White Coat Balance
June 7, 2010 § Leave a comment

Three different gray cards. Photo by Øystein Horgmo © All rights reserved.
Getting the correct white balance is probably more important in medical photography than any other form of photography.White balance is the process of adjusting the camera or an image to remove color casts made by light sources. All light sources, from the sun to a bedside lamp, have color casts ranging from blue to yellow. Sunlight is cold (blue) while the tungsten bulb in a bedside lamp emits warm (yellow) light.
The human eye is very good at adjusting for these color casts, and we perceive a piece of white paper as being white both out in the sun and under a light bulb. Digital cameras , however are not as good as our eyes. So we have to do a white balance of the photo either in camera or in photo editing software after the photo is taken.
In white balancing we essentially tell the camera/software what should be rendered as white or color neutral and the camera/software will adjust the colors of the entire image accordingly. The white balance can be used as a creative tool, deliberately setting it a bit too yellow to create a warm mood for example. But in medical photography we want to reproduce reality as correctly as possible. Changes in color of the skin or wounds are essential symptoms in many diseases, so correct white balance is crucial to scientific photographic documentation.
(For a more in-depth explanation of white balance and color temperature go here.)
When it comes to medical photography there’s only one way of white balancing that will ensure correct reproduction of colors: Shooting RAW files and using a neutral reference – a gray card (see top photo).

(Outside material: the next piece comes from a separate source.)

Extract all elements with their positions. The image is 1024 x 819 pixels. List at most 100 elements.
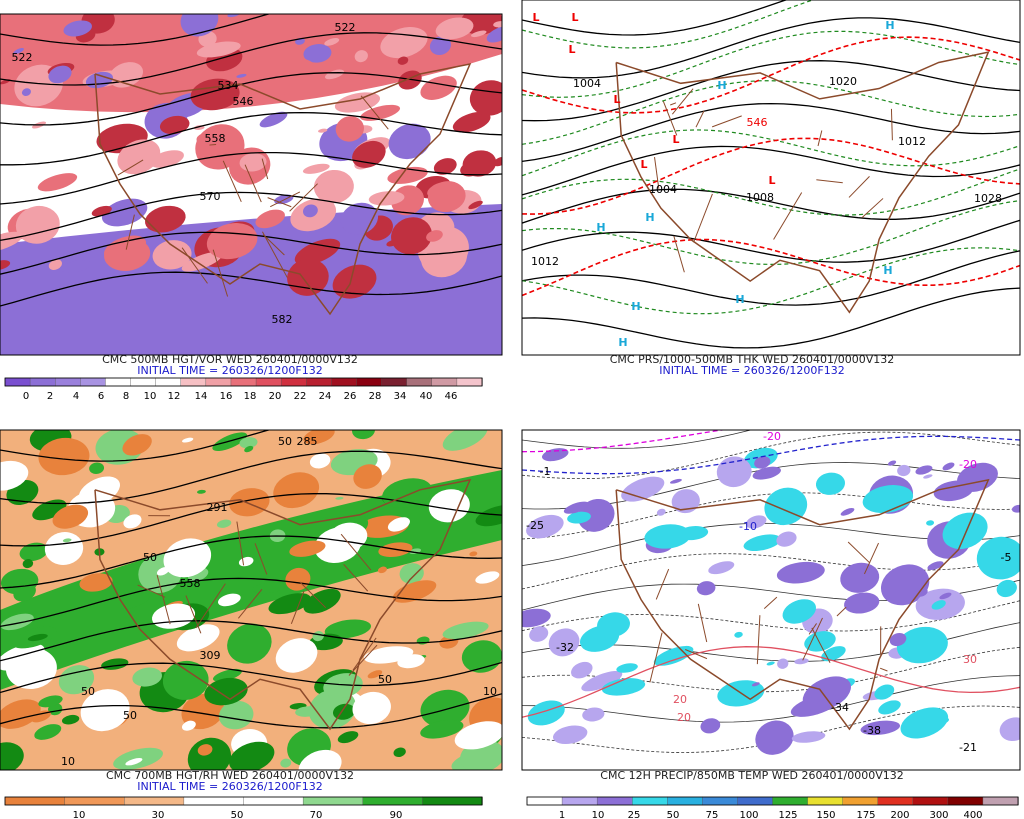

Photo by Øystein Horgmo © All rights reserved.
This is a photo of my hand shot in our studio with two studio flashes. The camera white balance is set to “flash”, so you would think would do the trick. The camera know it’s shooting in flash light and removes a bit of blue to keep the colors right. And the photo looks correct, doesn’t it?
It’s not. No two light sources have the same color, no two flashes are the same. So to get this correct we include a neutral reference in the photo, which we’ll use to get the correct white balance in the photo editing software.

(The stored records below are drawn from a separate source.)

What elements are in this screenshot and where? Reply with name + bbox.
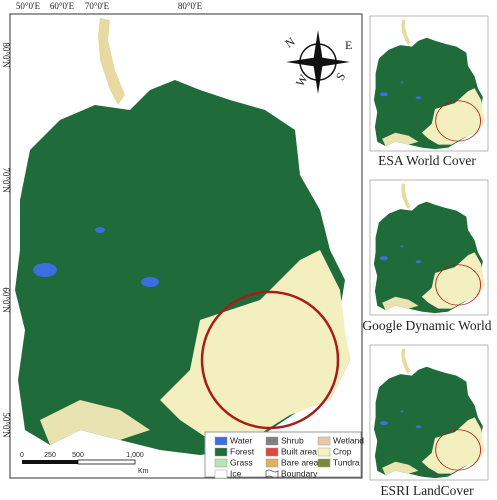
scale-label: 250 (44, 452, 56, 459)
legend-swatch (317, 458, 331, 468)
legend-label: Boundary (281, 468, 318, 478)
legend-swatch (214, 469, 228, 479)
legend-swatch (265, 458, 279, 468)
legend-label: Wetland (333, 435, 364, 445)
legend-swatch (265, 436, 279, 446)
legend-swatch (214, 436, 228, 446)
lon-label: 50°0'E (16, 1, 41, 11)
legend-label: Forest (230, 446, 255, 456)
legend-swatch (214, 458, 228, 468)
legend-label: Built area (281, 446, 317, 456)
scale-bar (77, 459, 136, 465)
panel-title: ESA World Cover (378, 153, 476, 168)
legend-swatch (214, 447, 228, 457)
lat-label: 60°0'N (1, 287, 11, 313)
scale-label: 1,000 (126, 452, 144, 459)
legend-swatch (317, 436, 331, 446)
legend-label: Crop (333, 446, 352, 456)
panel-title: Google Dynamic World (362, 318, 491, 333)
legend-swatch (265, 469, 279, 479)
mini-panels (369, 15, 489, 481)
legend-swatch (265, 447, 279, 457)
lat-label: 50°0'N (1, 412, 11, 438)
lat-label: 80°0'N (1, 42, 11, 68)
legend-label: Tundra (333, 457, 360, 467)
legend-label: Ice (230, 468, 242, 478)
legend-swatch (317, 447, 331, 457)
scale-label: 500 (72, 452, 84, 459)
legend-label: Grass (230, 457, 253, 467)
lon-label: 70°0'E (85, 1, 110, 11)
scale-label: 0 (20, 452, 24, 459)
legend-label: Water (230, 435, 253, 445)
legend-label: Bare area (281, 457, 319, 467)
lon-label: 80°0'E (178, 1, 203, 11)
scale-unit: Km (138, 468, 149, 475)
legend-box (204, 431, 362, 478)
panel-title: ESRI LandCover (380, 483, 474, 498)
lon-label: 60°0'E (50, 1, 75, 11)
legend-label: Shrub (281, 435, 304, 445)
compass-e: E (345, 38, 352, 52)
lat-label: 70°0'N (1, 167, 11, 193)
compass (286, 30, 350, 94)
scale-bar (22, 460, 78, 464)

Photo by Øystein Horgmo © All rights reserved.
Here I’ve hung a SpyderCube on my hand. This is a cube with its sides painted neutral gray, neutral white and neutral black (as gray cards can also be used to determine exposure, but that is another post). I take a shot of this in addition to the one of my hand without the cube. I’ll use the one with the cube to find the correct white balance.

White balancing in Adobe Lightroom. Photo by Øystein Horgmo © All rights reserved..
I import the photos into my photo editing software (Adobe Lightroom), and the use the white balance eye-dropper tool to select the neutral target in the photo. I pick a portion of gray. The photo is adjusted and I can apply the same white balance settings to the photo without the cube.
There’s a huge difference even though the camera settings were “correct”:

Before (top) and after (bottom). Photo by Øystein Horgmo © All rights reserved.
And if the colors can be this off in the studio, just imagine how important this is when your shooting out in the wards with mixed light sources (fluorescent, flash, sunlight through window etc.). The colors can be only slightly off to reproduce skin tone variations erroneously.
Now for the title of this post. Working in health care does provide a white balance advantage when it comes to shooting interiors, groups and portraits – the white coat and scrubs.

White coat balance. Photo by Øystein Horgmo © All rights reserved.
This is a part of a photo shot in fluorescent light with the white balance set to “flash”, which results in a yellow image with a hint of green. Picking the white coat as the neutral target will remove the color cast and the coat will be rendered white.
Now, anyone who’s worked in a hospital know that the hospital clothes are not always perfectly white – but that does not matter. What matters is that they should be perceived as white and therefore used as a neutral target.
This process is actually not something new. Centuries ago women started to finish the washing of white clothes by dying them slightly blue to remove the yellowish hue that they got after being used some time. White balance.